The film also features a number of sequences with kaleidoscopic videos, similar to those of screen savers, and a number of datamosh scenes. The editors, Shinichi Fujita and Gregory Fitzsimmons, use these sequences frequently in order to change the setting, in a tactic that works well occasionally, as it signifies that some error is occurring in the VR environment. After a fashion, though, particularly the datamosh effects become a bit tiring, especially in a scene close to the end where they last for quite some time. Fabrice Viel’s music, which moves between electronic and noise, fits the film perfectly, and the same applies to Ugo Derouard’s and Takenori Misawa’s digitalized sound.
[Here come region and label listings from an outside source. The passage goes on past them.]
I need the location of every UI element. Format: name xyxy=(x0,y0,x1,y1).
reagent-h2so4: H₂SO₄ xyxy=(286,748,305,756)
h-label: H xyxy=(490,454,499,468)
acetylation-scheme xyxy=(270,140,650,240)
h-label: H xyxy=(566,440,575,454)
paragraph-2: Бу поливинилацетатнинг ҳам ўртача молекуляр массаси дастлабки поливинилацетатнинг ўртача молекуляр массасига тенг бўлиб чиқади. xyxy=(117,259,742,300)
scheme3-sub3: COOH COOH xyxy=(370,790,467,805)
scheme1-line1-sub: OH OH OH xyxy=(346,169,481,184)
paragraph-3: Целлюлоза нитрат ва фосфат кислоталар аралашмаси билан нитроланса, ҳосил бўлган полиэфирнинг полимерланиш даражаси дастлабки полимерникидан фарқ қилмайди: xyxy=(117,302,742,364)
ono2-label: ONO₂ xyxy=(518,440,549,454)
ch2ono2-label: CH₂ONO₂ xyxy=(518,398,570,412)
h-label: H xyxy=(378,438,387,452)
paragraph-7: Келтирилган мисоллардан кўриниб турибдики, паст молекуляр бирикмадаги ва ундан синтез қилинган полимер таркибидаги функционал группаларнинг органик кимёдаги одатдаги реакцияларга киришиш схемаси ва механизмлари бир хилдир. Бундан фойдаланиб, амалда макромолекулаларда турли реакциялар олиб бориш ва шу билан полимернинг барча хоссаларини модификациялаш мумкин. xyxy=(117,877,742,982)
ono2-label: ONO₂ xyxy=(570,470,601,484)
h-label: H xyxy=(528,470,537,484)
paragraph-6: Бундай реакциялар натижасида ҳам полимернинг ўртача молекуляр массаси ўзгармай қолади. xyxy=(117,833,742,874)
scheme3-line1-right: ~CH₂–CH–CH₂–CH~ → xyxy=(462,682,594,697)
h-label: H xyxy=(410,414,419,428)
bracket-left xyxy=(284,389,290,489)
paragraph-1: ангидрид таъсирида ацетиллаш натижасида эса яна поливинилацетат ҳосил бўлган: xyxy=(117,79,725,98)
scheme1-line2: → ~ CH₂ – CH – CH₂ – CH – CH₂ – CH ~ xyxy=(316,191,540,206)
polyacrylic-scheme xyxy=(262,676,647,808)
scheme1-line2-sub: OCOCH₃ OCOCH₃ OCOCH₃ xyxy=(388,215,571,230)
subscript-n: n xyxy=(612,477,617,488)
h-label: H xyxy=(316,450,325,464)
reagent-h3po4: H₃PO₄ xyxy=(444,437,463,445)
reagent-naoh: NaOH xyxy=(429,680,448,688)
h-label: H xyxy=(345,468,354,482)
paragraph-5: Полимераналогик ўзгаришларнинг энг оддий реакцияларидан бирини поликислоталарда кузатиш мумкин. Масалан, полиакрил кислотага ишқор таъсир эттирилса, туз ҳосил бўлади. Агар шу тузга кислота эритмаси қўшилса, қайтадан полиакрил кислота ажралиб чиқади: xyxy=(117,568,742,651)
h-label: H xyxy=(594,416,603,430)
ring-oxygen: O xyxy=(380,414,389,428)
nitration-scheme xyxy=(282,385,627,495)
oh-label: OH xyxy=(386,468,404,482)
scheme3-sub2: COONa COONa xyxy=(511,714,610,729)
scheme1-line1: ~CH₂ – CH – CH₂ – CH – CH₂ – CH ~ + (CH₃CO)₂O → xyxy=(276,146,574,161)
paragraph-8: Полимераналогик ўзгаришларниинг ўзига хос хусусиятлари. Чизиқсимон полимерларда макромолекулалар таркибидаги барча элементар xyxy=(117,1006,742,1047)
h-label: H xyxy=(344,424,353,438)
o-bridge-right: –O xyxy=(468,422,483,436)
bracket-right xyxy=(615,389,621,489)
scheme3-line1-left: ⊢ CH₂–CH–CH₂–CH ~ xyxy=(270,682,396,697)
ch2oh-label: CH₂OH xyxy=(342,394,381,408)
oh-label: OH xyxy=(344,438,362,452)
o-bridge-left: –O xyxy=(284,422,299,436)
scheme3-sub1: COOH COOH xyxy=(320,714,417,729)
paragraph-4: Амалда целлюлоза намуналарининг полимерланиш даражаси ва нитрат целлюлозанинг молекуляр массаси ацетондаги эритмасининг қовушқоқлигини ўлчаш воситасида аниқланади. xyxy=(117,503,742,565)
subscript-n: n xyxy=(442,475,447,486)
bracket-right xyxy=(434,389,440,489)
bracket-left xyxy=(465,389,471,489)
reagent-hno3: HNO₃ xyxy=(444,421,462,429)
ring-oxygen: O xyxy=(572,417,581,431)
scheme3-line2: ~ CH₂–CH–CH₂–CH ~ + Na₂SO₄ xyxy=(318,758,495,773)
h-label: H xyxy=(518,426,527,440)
Yusuke Miyawaki gives a great performance in a double role as Kaito and Nagisa. The fact that these two characters are radically different, with Kaito being a “loser” who turns into a psychopath, and Nagisa an extremely cool individual, who even has the ability to snob large corporations, make Miyawaki’s accomplishment even more impressive. Gorgeous Tia Tan who plays both the prostitute and the future cyborg does not have many lines, but definitely leaves a lasting impression with her roles. Satomi Hiraguri as Kuniko emits a cold and serious beauty, while her imposing voice works quite well in the scenes she presents her book. Sasa Handa, a former AV idol turned cult actress, plays the office girl that declines Kaito, in genuine exploitation fashion.
Despite the somewhat confusing narrative, “Colonel Panics” is a very impressive film, as Cho Jinseok manages to combine elaborately three different genres, through an artistry that derives from the technical aspect and the movie’s general aesthetics.